Question

why is sqrt 2 irrational?

Answer 1

it cannot be written as a ratio.

Answer 2

Any number in Q can be wrote as "m/n" where m and n can't be simplified between themselves. You suppose that

\[\sqrt2 = \frac{m}{n}\]
So.
\[2 = \frac{m^2}{n^2}\]
So....
\[2n^2 = m^2\]

The number at the first member must be even, because any number multiplied by 2 is even.
But we have an identity here, so the number at the second member must be even as well. But we just begun by saying that these two numbers couldn't be simplified. So here's an absurd,
sqrt can't be in Q, it must be somewhere else. Then you'll have to understand how's that defined, but that's another story.

Answer 3

Floored. I dont like it this way though. I'd be happy if someone walked me through the steps .

Answer 4

Fine. Well let's start from the beginning then, what's a rational number?

Answer 5

a number that can be expressed as a fraction

Answer 6

That's right. Now let's recall that in order to be rational, they need to be either a fixed number, or a periodic one.
Means that if you do 1/2 = 0.5 this is okay, and 4/3 is periodic so is fine as well.

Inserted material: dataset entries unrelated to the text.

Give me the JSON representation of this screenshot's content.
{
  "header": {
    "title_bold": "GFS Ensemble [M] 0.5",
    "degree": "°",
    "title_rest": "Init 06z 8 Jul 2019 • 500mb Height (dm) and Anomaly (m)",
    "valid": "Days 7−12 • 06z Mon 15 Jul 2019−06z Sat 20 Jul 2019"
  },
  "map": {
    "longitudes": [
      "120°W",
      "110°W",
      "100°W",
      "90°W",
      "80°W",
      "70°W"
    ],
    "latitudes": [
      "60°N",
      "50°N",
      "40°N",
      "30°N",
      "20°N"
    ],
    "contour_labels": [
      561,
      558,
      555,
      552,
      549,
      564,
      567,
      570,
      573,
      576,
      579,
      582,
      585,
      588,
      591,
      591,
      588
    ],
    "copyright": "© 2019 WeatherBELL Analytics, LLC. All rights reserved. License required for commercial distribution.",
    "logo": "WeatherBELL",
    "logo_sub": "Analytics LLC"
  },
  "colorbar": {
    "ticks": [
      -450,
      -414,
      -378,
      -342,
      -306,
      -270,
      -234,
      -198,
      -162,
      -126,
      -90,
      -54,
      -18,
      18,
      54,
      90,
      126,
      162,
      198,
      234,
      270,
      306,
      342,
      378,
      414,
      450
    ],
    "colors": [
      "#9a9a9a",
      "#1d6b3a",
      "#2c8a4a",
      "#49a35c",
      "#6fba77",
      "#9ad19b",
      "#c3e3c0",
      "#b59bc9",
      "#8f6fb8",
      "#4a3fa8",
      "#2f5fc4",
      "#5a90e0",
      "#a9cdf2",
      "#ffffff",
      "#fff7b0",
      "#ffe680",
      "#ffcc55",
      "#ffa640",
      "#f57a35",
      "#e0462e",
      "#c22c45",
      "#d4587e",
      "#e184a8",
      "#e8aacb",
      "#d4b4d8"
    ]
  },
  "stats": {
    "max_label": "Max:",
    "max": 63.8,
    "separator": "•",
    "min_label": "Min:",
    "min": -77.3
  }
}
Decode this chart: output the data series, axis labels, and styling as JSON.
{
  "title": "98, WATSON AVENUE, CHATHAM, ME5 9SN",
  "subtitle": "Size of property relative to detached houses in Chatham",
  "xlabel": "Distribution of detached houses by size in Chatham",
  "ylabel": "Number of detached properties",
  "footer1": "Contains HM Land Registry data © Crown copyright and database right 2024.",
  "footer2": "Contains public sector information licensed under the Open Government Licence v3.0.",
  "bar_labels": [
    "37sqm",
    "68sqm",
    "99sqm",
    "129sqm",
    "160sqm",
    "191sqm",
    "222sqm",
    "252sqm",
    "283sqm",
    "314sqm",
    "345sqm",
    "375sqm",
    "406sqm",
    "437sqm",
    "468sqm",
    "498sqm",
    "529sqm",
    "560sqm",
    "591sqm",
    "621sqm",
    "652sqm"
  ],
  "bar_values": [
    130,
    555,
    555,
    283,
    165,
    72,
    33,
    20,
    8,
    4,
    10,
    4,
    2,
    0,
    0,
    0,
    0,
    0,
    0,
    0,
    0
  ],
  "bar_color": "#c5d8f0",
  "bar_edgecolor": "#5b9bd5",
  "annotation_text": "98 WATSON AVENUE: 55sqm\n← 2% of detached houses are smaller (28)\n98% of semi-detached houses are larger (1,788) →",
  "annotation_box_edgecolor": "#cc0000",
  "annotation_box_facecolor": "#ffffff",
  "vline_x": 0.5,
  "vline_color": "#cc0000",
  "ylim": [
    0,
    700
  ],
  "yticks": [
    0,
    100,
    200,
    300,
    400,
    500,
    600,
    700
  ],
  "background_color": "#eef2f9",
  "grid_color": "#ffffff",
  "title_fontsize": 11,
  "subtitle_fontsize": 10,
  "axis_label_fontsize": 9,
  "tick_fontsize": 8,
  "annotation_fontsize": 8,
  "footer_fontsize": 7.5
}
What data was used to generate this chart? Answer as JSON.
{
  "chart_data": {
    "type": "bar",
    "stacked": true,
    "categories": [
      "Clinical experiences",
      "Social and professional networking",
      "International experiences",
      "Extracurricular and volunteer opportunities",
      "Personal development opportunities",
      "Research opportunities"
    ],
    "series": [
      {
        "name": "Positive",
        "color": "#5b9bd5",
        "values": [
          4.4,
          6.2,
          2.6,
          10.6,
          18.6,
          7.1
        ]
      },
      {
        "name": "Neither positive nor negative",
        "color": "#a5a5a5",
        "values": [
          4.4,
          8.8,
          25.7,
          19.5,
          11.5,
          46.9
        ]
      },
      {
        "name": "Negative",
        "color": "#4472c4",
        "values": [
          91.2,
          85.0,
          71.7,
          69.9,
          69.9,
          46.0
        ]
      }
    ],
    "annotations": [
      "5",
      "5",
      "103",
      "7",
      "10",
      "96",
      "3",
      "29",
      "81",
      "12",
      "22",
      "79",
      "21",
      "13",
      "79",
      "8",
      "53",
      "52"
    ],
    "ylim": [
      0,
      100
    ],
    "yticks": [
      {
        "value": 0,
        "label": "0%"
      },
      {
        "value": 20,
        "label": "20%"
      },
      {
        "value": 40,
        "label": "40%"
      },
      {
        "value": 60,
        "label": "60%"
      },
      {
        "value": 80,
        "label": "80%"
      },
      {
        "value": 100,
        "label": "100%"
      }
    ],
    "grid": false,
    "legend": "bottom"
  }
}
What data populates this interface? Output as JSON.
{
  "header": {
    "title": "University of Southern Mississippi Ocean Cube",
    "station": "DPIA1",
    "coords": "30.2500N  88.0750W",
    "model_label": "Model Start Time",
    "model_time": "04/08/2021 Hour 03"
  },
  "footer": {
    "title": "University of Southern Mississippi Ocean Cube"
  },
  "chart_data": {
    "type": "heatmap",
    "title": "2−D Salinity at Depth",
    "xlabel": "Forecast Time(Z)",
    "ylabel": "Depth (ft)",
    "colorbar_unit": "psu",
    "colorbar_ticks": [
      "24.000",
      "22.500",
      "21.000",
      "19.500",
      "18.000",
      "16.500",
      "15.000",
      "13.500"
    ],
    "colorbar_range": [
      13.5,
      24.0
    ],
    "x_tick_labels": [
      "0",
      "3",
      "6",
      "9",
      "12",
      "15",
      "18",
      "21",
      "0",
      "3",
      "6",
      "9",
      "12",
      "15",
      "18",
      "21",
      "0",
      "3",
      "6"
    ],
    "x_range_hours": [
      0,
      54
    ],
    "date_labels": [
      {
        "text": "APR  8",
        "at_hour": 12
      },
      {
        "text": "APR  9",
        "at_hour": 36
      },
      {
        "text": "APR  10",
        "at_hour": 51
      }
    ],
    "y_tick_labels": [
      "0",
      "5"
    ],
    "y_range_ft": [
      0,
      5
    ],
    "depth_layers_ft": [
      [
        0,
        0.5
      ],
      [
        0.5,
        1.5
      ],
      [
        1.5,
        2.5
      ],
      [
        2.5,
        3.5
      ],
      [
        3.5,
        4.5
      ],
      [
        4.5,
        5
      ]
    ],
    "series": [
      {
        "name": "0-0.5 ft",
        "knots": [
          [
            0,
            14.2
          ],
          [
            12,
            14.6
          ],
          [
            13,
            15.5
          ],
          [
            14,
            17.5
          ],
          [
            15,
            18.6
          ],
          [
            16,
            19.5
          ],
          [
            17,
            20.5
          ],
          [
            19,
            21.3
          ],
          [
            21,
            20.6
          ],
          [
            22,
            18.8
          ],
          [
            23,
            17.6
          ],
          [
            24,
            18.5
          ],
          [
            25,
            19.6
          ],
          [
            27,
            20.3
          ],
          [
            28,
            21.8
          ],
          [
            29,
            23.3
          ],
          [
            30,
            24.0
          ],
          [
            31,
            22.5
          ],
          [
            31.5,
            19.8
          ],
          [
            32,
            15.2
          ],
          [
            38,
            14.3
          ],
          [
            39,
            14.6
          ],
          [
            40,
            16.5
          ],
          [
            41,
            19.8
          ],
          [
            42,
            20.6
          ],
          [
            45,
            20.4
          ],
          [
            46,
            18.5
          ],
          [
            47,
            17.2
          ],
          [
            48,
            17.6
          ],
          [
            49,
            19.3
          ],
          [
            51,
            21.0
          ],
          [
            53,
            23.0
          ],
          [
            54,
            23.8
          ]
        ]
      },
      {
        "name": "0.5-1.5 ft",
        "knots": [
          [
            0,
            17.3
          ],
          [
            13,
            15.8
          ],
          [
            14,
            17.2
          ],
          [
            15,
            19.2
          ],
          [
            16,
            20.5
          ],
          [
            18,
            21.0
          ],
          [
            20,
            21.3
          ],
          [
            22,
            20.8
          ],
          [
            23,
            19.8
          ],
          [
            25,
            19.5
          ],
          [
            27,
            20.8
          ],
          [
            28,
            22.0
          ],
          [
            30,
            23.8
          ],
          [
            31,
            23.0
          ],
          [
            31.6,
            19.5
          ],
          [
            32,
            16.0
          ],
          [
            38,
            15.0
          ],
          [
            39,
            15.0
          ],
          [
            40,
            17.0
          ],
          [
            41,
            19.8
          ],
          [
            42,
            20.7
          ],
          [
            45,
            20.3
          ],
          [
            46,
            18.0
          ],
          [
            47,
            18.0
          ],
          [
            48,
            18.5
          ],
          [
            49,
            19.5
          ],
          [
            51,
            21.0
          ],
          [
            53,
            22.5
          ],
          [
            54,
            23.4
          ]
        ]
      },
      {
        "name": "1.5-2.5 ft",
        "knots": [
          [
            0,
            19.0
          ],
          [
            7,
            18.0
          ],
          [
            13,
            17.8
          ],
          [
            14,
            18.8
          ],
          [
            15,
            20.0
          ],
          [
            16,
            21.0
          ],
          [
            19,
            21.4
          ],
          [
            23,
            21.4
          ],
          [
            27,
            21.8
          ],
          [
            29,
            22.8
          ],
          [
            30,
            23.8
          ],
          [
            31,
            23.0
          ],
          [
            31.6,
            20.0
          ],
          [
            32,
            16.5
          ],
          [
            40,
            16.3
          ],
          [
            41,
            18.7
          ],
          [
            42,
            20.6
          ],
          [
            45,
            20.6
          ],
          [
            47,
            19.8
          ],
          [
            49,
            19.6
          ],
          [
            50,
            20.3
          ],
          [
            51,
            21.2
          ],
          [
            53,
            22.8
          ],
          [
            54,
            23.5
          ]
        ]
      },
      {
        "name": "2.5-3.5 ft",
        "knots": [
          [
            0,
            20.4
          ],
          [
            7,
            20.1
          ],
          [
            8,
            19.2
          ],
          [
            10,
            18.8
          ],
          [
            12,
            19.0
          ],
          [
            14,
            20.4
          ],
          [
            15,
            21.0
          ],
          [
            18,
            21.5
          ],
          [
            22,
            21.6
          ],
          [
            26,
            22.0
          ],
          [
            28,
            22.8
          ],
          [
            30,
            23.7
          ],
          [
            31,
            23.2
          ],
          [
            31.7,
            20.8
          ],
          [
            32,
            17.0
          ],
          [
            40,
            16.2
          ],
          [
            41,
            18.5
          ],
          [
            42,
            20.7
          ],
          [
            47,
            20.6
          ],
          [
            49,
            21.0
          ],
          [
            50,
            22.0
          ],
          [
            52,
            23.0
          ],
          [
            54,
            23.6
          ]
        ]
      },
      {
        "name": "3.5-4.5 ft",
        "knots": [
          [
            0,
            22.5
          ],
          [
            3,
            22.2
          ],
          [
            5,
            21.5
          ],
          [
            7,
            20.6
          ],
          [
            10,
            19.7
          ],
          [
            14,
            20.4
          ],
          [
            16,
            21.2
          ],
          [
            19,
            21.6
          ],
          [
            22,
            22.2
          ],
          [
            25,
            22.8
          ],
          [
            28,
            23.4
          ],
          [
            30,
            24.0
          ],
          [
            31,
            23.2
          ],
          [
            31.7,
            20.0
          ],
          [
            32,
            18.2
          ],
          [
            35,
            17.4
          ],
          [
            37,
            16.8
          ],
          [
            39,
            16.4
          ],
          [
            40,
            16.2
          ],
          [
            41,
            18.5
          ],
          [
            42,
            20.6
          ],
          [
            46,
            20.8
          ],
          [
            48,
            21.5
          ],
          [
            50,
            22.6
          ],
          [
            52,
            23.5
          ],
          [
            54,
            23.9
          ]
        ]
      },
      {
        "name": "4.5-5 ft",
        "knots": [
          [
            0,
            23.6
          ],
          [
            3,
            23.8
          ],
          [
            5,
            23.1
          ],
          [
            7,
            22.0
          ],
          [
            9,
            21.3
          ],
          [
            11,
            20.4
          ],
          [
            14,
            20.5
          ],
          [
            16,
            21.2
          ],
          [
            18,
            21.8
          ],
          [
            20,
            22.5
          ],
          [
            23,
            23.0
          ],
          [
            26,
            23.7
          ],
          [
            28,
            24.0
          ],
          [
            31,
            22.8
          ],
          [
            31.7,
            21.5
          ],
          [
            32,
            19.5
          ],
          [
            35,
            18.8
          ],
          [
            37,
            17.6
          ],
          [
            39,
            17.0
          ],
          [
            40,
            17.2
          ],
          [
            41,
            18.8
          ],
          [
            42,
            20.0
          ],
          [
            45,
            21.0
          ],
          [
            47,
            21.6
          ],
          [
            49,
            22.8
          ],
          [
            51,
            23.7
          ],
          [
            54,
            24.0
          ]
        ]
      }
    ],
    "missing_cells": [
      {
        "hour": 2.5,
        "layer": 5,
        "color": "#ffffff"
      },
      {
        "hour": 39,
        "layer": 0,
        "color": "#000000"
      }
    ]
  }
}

Now, step two is two suppose, using an absurd hypotesis, that there are two numbers, which we don't know yet, so that:

\[\frac{a}{b} = \sqrt2\]

Because we want to proove that sqrt2, is/isn't a rational number, since we know that in order to

\[\sqrt 2 \in Q \rightarrow \exists m,n : \frac{m}{n} = \sqrt2\]

So all we do know is doing some math here:

\[\frac{a}{b} = \sqrt2\]

Answer 7

ok what is the definition of a fixed number and a periodic one?

Answer 8

By fixed number I meant that it has no periodicity nor it is irrational what's so ever. So it's not a repeating decimal. It has a finite number of "characters" (didn't want to use numbers again :P).

Look at this for a better idea: http://en.wikipedia.org/wiki/Repeating_decimal

P.s: in order to find an absurdum back there we have to suppose the fraction is irriducible.